La deliciosa noche del jueves en el Paseo de la Florida, con un poco de aire sorprendente que primero suaviza el bochorno y después va poniendo la piel de gallina hasta que le obliga a uno a ponerse el jersey que Hache le ha traído, de pura casualidad. Compra de entradas como si aquello fuera un parque de atracciones, montones de niños que corretean con sus padres porque echan una peli de un cerdito o un osito o un perrito... Casa Mingo justo unos metros más allá, casi se puede oler el pollo asado. Bocata de lomo con queso y pimientos en una terraza que -a veces- huele a estantería.
Doble sesión con Álida, Fer, Hache y Javi. Primero, "Promesas del este". Peliculón, pero eso ya lo sabíamos. Algunas sorpresas: el silencio. La gente
está callada. Perdónenme mi habitual desconfianza hacia la gente, pero yo imaginaba aquello del cine de verano como una sesión en un cine de la Gran Vía el sábado a las seis y media: una sucesión de móviles, risotadas, objetos volando... No, aquí la gente ha venido a ver la peli y ha dejado a los niños viendo al ciervito, ¿o era un koala?
Algunos inconvenientes, también: por ejemplo, que las dos pantallas están colocadas al lado, de manera que, como nos hemos colocado en las primeras filas, pues el sonido de las dos películas a veces se mezclan y uno empieza a oír música de payasos justo cuando a un checheno le clavan un puñal en un ojo y hay que hacer un verdadero ejercicio de evasión para creerse lo que está viendo.
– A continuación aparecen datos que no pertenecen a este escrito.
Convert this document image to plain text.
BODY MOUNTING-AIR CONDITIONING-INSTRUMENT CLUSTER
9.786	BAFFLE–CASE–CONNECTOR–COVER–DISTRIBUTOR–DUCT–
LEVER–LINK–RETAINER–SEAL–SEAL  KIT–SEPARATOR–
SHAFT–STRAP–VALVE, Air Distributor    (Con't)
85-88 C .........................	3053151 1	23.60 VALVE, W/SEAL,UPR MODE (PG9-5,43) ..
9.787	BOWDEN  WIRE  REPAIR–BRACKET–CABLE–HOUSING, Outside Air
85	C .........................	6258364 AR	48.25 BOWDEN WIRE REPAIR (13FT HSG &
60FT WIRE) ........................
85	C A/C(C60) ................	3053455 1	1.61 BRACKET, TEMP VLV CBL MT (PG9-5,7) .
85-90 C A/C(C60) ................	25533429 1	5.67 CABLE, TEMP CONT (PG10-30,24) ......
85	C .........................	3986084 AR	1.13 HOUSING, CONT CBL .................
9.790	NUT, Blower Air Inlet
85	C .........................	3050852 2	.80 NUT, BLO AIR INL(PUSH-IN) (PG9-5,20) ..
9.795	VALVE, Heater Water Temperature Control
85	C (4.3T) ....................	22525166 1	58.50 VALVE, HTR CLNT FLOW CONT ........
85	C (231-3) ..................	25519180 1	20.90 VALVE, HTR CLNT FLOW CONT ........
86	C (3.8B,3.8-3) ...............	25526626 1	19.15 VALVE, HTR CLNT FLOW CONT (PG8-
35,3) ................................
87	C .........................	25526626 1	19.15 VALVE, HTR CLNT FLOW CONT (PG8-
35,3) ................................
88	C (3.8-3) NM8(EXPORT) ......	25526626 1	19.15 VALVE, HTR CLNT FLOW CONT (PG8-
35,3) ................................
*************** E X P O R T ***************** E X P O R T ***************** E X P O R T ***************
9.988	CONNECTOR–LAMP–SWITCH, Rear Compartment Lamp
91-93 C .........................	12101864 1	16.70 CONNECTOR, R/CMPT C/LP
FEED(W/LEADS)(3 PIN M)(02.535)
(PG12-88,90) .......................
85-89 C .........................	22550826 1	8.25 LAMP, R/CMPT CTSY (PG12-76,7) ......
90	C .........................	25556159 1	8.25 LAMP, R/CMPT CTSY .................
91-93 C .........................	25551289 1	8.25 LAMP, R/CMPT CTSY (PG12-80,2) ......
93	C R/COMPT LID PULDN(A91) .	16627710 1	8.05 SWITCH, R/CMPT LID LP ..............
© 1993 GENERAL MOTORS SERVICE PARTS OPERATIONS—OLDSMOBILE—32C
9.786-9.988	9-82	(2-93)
Aunque en eso consiste el cine y el verano: en evadirse.
Palomitas y coca-cola y agua e incluso bocatas y perritos. A las 12 ha acabado la peli y la mayoría de la gente se va. Aunque ya no hay sesión para niños, nos ponemos algo más atrás. Hace frío, ya lo he dicho. Y sueño. Y al día siguiente todos tenemos alguna forma de trabajo. La película que ponen ahora es "El sueño de Cassandra", de Woody Allen. Me dijeron que fue un desastre y no fui a verla a los cines. Pero es Woody.
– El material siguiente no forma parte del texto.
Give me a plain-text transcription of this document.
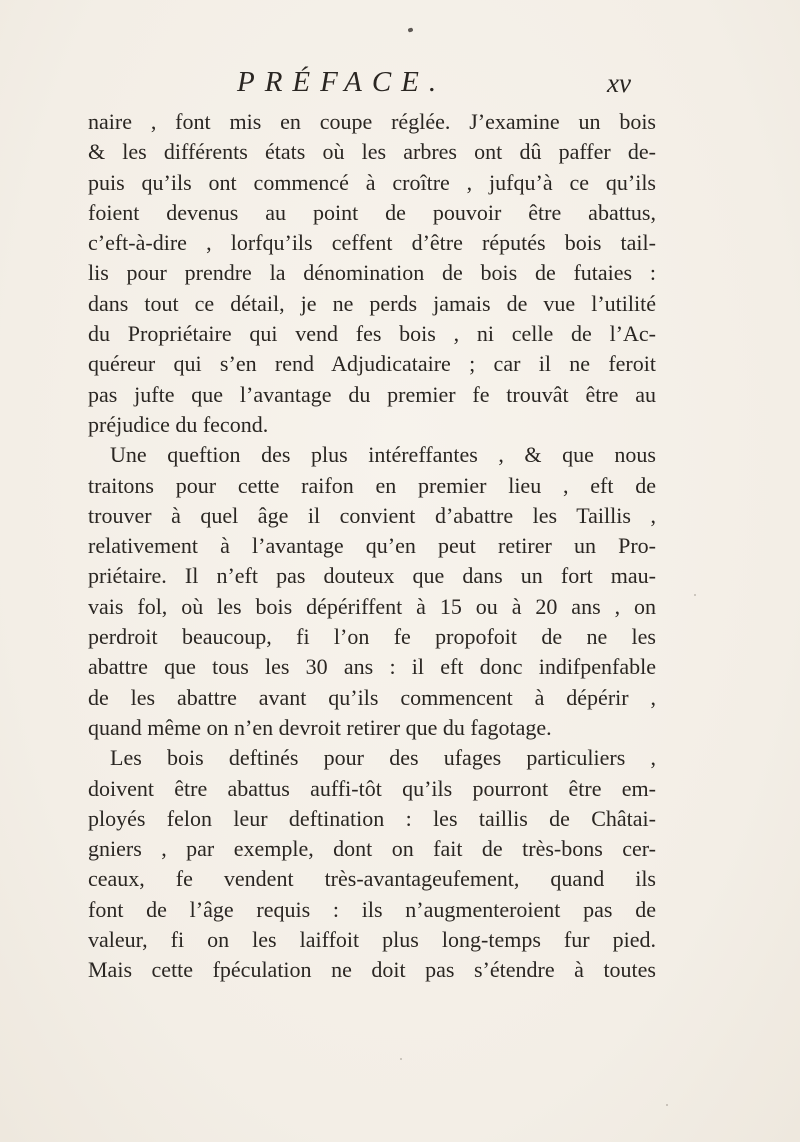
PRÉFACE.	xv
naire , font mis en coupe réglée. J’examine un bois
& les différents états où les arbres ont dû paffer de-
puis qu’ils ont commencé à croître , jufqu’à ce qu’ils
foient devenus au point de pouvoir être abattus,
c’eft-à-dire , lorfqu’ils ceffent d’être réputés bois tail-
lis pour prendre la dénomination de bois de futaies :
dans tout ce détail, je ne perds jamais de vue l’utilité
du Propriétaire qui vend fes bois , ni celle de l’Ac-
quéreur qui s’en rend Adjudicataire ; car il ne feroit
pas jufte que l’avantage du premier fe trouvât être au
préjudice du fecond.
Une queftion des plus intéreffantes , & que nous
traitons pour cette raifon en premier lieu , eft de
trouver à quel âge il convient d’abattre les Taillis ,
relativement à l’avantage qu’en peut retirer un Pro-
priétaire. Il n’eft pas douteux que dans un fort mau-
vais fol, où les bois dépériffent à 15 ou à 20 ans , on
perdroit beaucoup, fi l’on fe propofoit de ne les
abattre que tous les 30 ans : il eft donc indifpenfable
de les abattre avant qu’ils commencent à dépérir ,
quand même on n’en devroit retirer que du fagotage.
Les bois deftinés pour des ufages particuliers ,
doivent être abattus auffi-tôt qu’ils pourront être em-
ployés felon leur deftination : les taillis de Châtai-
gniers , par exemple, dont on fait de très-bons cer-
ceaux, fe vendent très-avantageufement, quand ils
font de l’âge requis : ils n’augmenteroient pas de
valeur, fi on les laiffoit plus long-temps fur pied.
Mais cette fpéculation ne doit pas s’étendre à toutes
A los diez minutos, ya se ve que la película es un desastre absoluto: un guión repetitivo, personajes que no cambian, una trama inverosímil, un montaje pésimo... Parece que a Woody Allen le pasa como a determinada gente -me incluyo- con su blog. Se creen en la obligación consigo y con los demás de actualizar cada día y, así, el neoyorquino tiene que sacar una película cada año, le salga como le salga. Y esta le salió mal. Regular, no. Mal.
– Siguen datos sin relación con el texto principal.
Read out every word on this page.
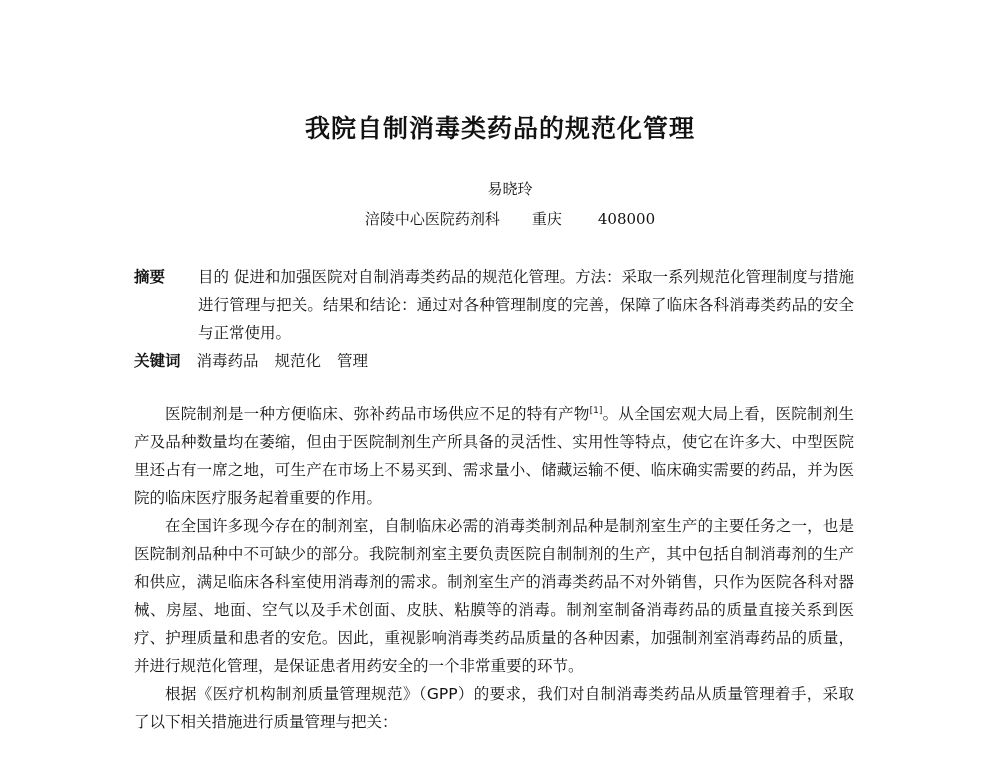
我院自制消毒类药品的规范化管理
易晓玲
涪陵中心医院药剂科 重庆 408000
摘要	目的 促进和加强医院对自制消毒类药品的规范化管理。方法：采取一系列规范化管理制度与措施进行管理与把关。结果和结论：通过对各种管理制度的完善，保障了临床各科消毒类药品的安全与正常使用。
关键词 消毒药品 规范化 管理

医院制剂是一种方便临床、弥补药品市场供应不足的特有产物[1]。从全国宏观大局上看，医院制剂生产及品种数量均在萎缩，但由于医院制剂生产所具备的灵活性、实用性等特点，使它在许多大、中型医院里还占有一席之地，可生产在市场上不易买到、需求量小、储藏运输不便、临床确实需要的药品，并为医院的临床医疗服务起着重要的作用。

在全国许多现今存在的制剂室，自制临床必需的消毒类制剂品种是制剂室生产的主要任务之一，也是医院制剂品种中不可缺少的部分。我院制剂室主要负责医院自制制剂的生产，其中包括自制消毒剂的生产和供应，满足临床各科室使用消毒剂的需求。制剂室生产的消毒类药品不对外销售，只作为医院各科对器械、房屋、地面、空气以及手术创面、皮肤、粘膜等的消毒。制剂室制备消毒药品的质量直接关系到医疗、护理质量和患者的安危。因此，重视影响消毒类药品质量的各种因素，加强制剂室消毒药品的质量，并进行规范化管理，是保证患者用药安全的一个非常重要的环节。

根据《医疗机构制剂质量管理规范》（GPP）的要求，我们对自制消毒类药品从质量管理着手，采取了以下相关措施进行质量管理与把关：
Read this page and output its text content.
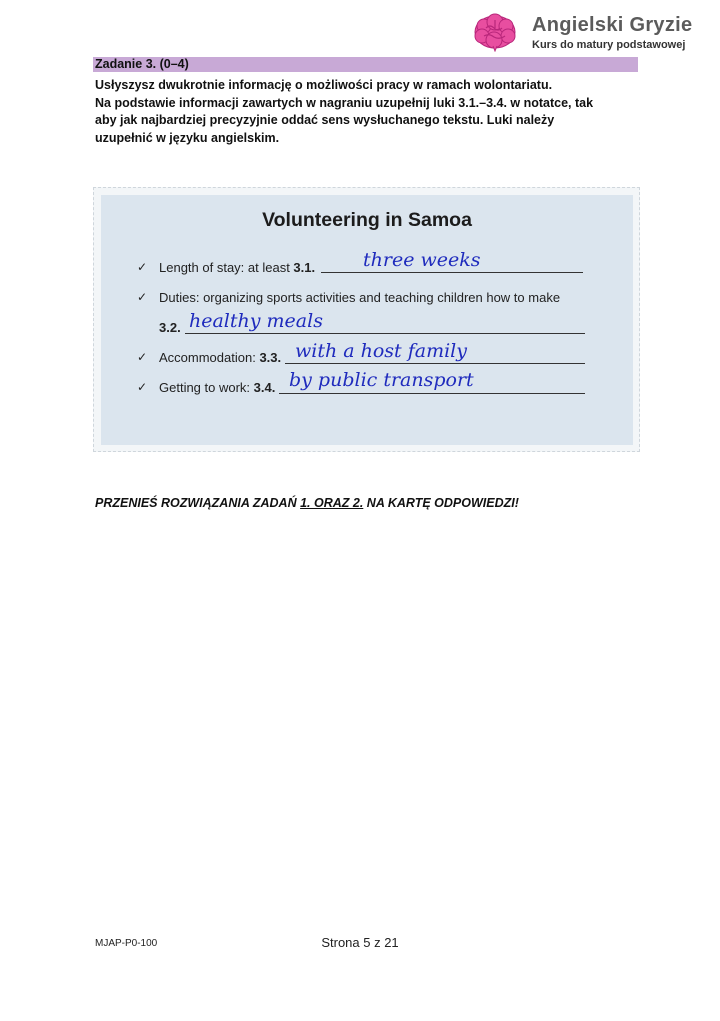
Angielski Gryzie
Kurs do matury podstawowej
Zadanie 3. (0–4)

Usłyszysz dwukrotnie informację o możliwości pracy w ramach wolontariatu.

Na podstawie informacji zawartych w nagraniu uzupełnij luki 3.1.–3.4. w notatce, tak

aby jak najbardziej precyzyjnie oddać sens wysłuchanego tekstu. Luki należy

uzupełnić w języku angielskim.

Volunteering in Samoa
✓ Length of stay: at least 3.1.	three weeks
✓ Duties: organizing sports activities and teaching children how to make
3.2. healthy meals
✓ Accommodation: 3.3. with a host family
✓ Getting to work: 3.4. by public transport
PRZENIEŚ ROZWIĄZANIA ZADAŃ 1. ORAZ 2. NA KARTĘ ODPOWIEDZI!
MJAP-P0-100	Strona 5 z 21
Pero, bueno, nos reímos mucho y vemos estrellas fugaces -el avance de las lágrimas de San Lorenzo- y eso está bien porque es a lo que hemos venido, y de vuelta, según nos alejamos del río, corre menos aire fresco, vuelve en parte el bochorno, Casa Mingo está cerrada y pasado Príncipe Pío, casi en la calle Segovia, cogemos un taxi que nos devuelva a la realidad.